Le regionali però hanno aggiunto ulteriori motivi di preoccupazione per diversi esponenti politici. Se i parlamentari di Fratelli d’Italia e della Lega di certo non temono il voto, così come molti del PD tranne quelli di fede renziana, per tutti gli altri sarà molto dura se non impossibile assicurarsi un altro giro in Parlamento.
Il Movimento 5 Stelle al momento ha la più alta rappresentanza parlamentare, ma il 32,6% preso nel 2018 appare essere al momento un miraggio: il rischio concreto è di scendere presto anche sotto la doppia cifra.
La sforbiciata di conseguenza colpirà i pentastellati doppiamente: un terzo dei posti in meno e due terzi dei voti persi. Considerando anche l’incognita di una proroga ai due mandati, pochi degli attuali grillini li rivedremo ancora in Aula.
Per Forza Italia e Italia Viva il problema è anche un altro. Se dovesse passare il Brescellum, la nuova legge elettorale voluta dal PD, la soglia di sbarramento dovrebbe essere innalzata al 5% il tutto in un contesto puramente proporzionale.

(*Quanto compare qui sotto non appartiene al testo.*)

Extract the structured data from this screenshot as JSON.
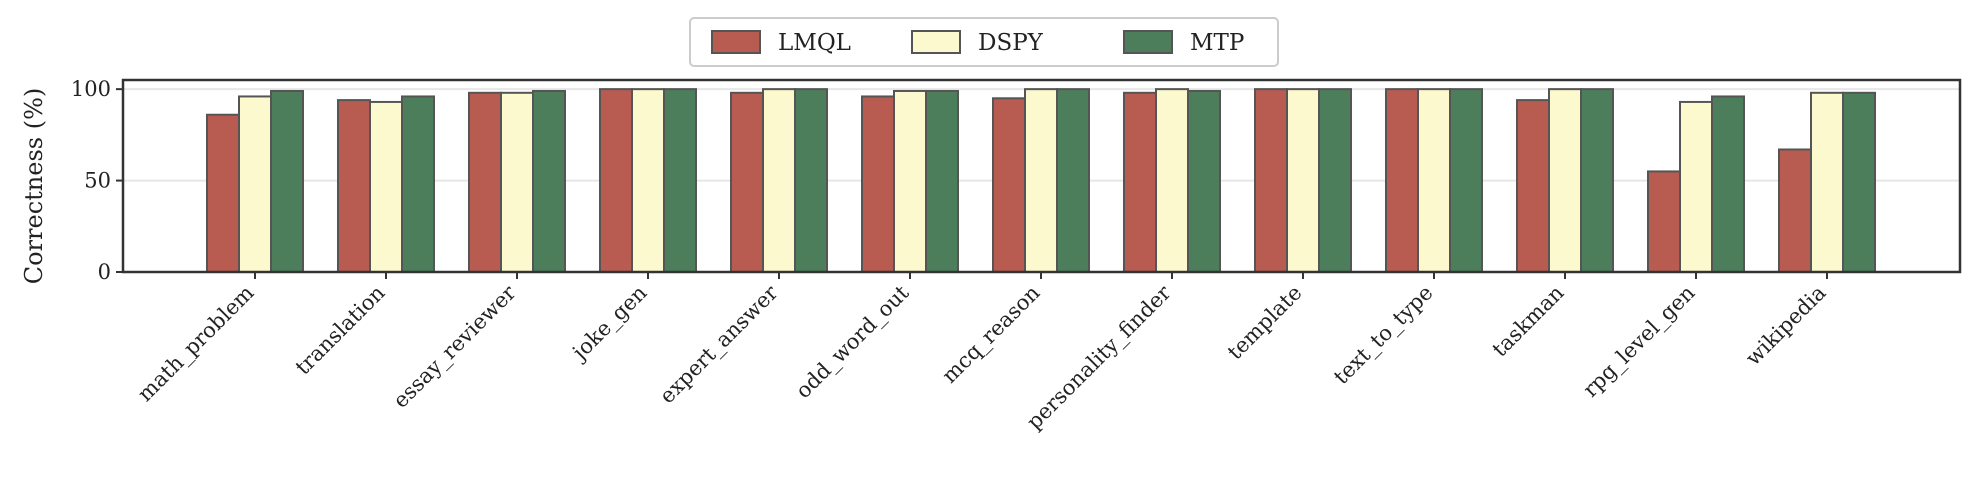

Anche qui degli attuali deputati e senatori forzisti e renziani se ne potrebbero salvare in pochi, tanto che per Forza Italia si parla di una implosione a breve e per Italia Viva di un possibile ritorno nel PD.
Tempi duri anche per tutte quelle rappresentanze minori, da La Sinistra ad Azione e +Europa fino ai centristi vari, che potrebbero scomparire in Parlamento a causa della doppia tagliola referendum-nuova legge elettorale.
In questo scenario, facile pensare che molti di questi parlamentari in bilico cercheranno in tutti i modi di far arrivare l’attuale legislatura alla sua scadenza naturale, per poi magari riposizionarsi con qualche cavallo considerato maggiormente vincente.